Summary: Seeing the Christ in our midst...
I can remember being young and watching the play Peter Pan. In that play there is a scene in which Tinker Bell, who becomes jealous of Wendy, agrees to betray Peter Pan by identifying the location of his hiding place to Captain Hook. Captain Hook then sends a bomb to Peter Pan which is disguised as a present from Tinker Bell; the plan, obviously, to blow up Peter Pan. When Tinker Bell discovers Hook's plan she rushes to where Peter is an takes the package, saving Peter, but getting caught in the explosion.When Peter Pan realized what had happened, he turned to the audience, pleading them to wish as hard as they could and clap their hands as loudly as they were able, and said that if we believed hard enough, Tinker Bell would come back to life. So like all the people in the audience I clapped and wished as hard as I could and Tinker Bell was saved. That is how life worked in Never-Never Land– a strong wish and a loud clap could perform miracles.
Since that time, however, I have forgotten my way to Never-Never Land; and, as a result, I spend most of my time residing in the "real world." In the real world we sometimes have hopes that the laws of Never-Never Land apply, but we usually know better. In the real world we sometimes express the hope that the underdog will win out against the ruthless oppressor. We sometimes express the hope that those who do bad things will be punished, if not by civil or criminal law, then at least by some cosmic law.

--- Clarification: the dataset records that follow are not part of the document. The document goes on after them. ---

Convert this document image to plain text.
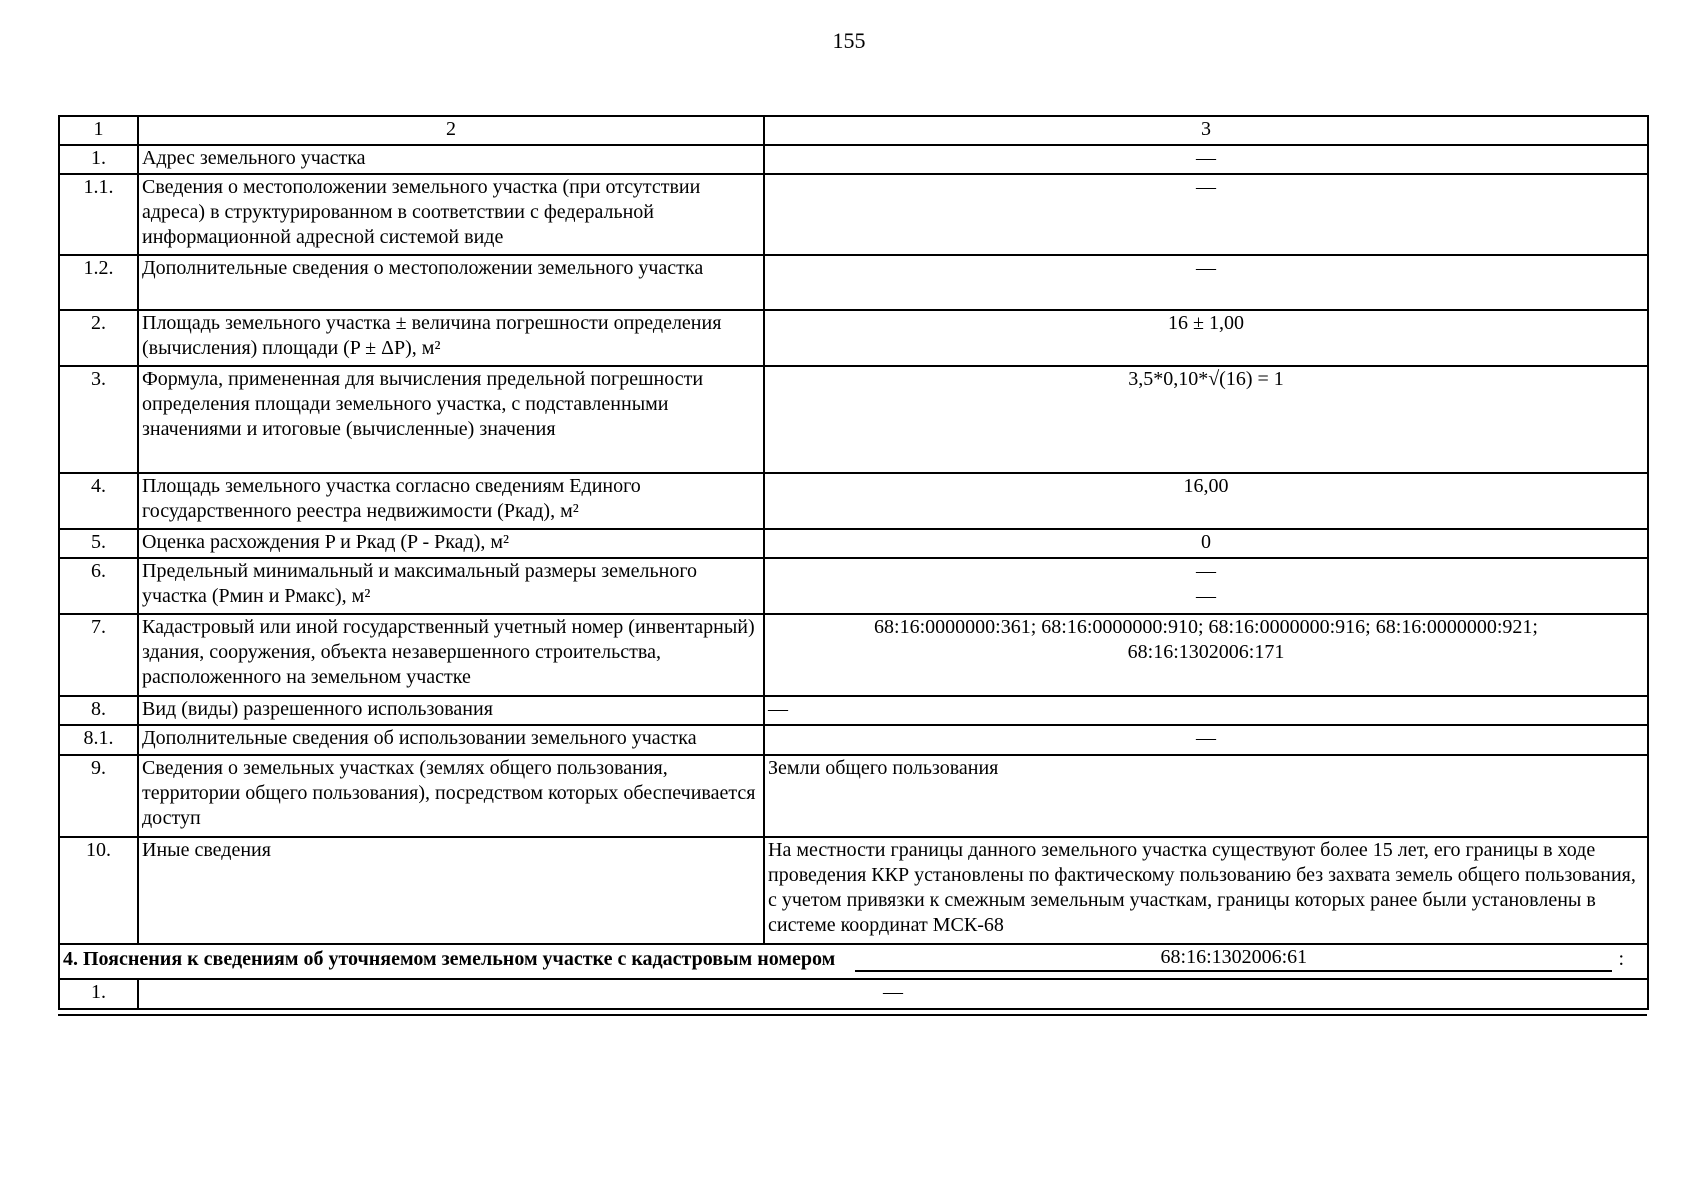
155
1	2	3
1.	Адрес земельного участка	—
1.1.	Сведения о местоположении земельного участка (при отсутствии адреса) в структурированном в соответствии с федеральной информационной адресной системой виде	—
1.2.	Дополнительные сведения о местоположении земельного участка	—
2.	Площадь земельного участка ± величина погрешности определения (вычисления) площади (P ± ΔP), м²	16 ± 1,00
3.	Формула, примененная для вычисления предельной погрешности определения площади земельного участка, с подставленными значениями и итоговые (вычисленные) значения	3,5*0,10*√(16) = 1
4.	Площадь земельного участка согласно сведениям Единого государственного реестра недвижимости (Ркад), м²	16,00
5.	Оценка расхождения P и Ркад (P - Ркад), м²	0
6.	Предельный минимальный и максимальный размеры земельного участка (Pмин и Pмакс), м²	—
—

7.	Кадастровый или иной государственный учетный номер (инвентарный) здания, сооружения, объекта незавершенного строительства, расположенного на земельном участке	68:16:0000000:361; 68:16:0000000:910; 68:16:0000000:916; 68:16:0000000:921;
68:16:1302006:171

8.	Вид (виды) разрешенного использования	—
8.1.	Дополнительные сведения об использовании земельного участка	—
9.	Сведения о земельных участках (землях общего пользования, территории общего пользования), посредством которых обеспечивается доступ	Земли общего пользования
10.	Иные сведения	На местности границы данного земельного участка существуют более 15 лет, его границы в ходе проведения ККР установлены по фактическому пользованию без захвата земель общего пользования, с учетом привязки к смежным земельным участкам, границы которых ранее были установлены в системе координат МСК-68

4. Пояснения к сведениям об уточняемом земельном участке с кадастровым номером 68:16:1302006:61 :		

1.	—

So we speak of concepts such as karma and reciprocity and we remind ourselves that "what goes around comes around."
Unfortunately, though, when we remove the Peter Pan spectacles from our eyes and view the world for what it really is, we find that the people who do bad things more often than not, act with impunity; and worse, are often rewarded for their actions. We see that the ruthless oppressor nearly always rolls over the underdog, crushing it without the slightest effort. And we realize that, no matter how hard we wish and how loudly we clap, Tinker Bell stays dead. This is the real world; and it is exactly to this world which the Bible speaks.
The Jews in the first century lived in the "real world." They had been oppressed long enough to learn of the fate of the underdog. They had wished hard enough to learn the futility of that effort. Although they had, for the most part, accepted their condition, they expected God to do something about it. They expressed hope for the Messiah. Now, the reality was that there was very little agreement on exactly who the Messiah would be or what he would do; Yet, in spite of the particular expectation associated with the Messiah, most Jews associated the Messiah with freedom from oppression. God's Messiah would come in and wipe everything clean. The Messiah would throw out all the enemies of God's people and establish a theocracy. The Messiah would restore Israel to its former glory. The Messiah was perceived as being a sort of end-time Peter Pan, who would stand up to the Romans and establish the Kingdom of God.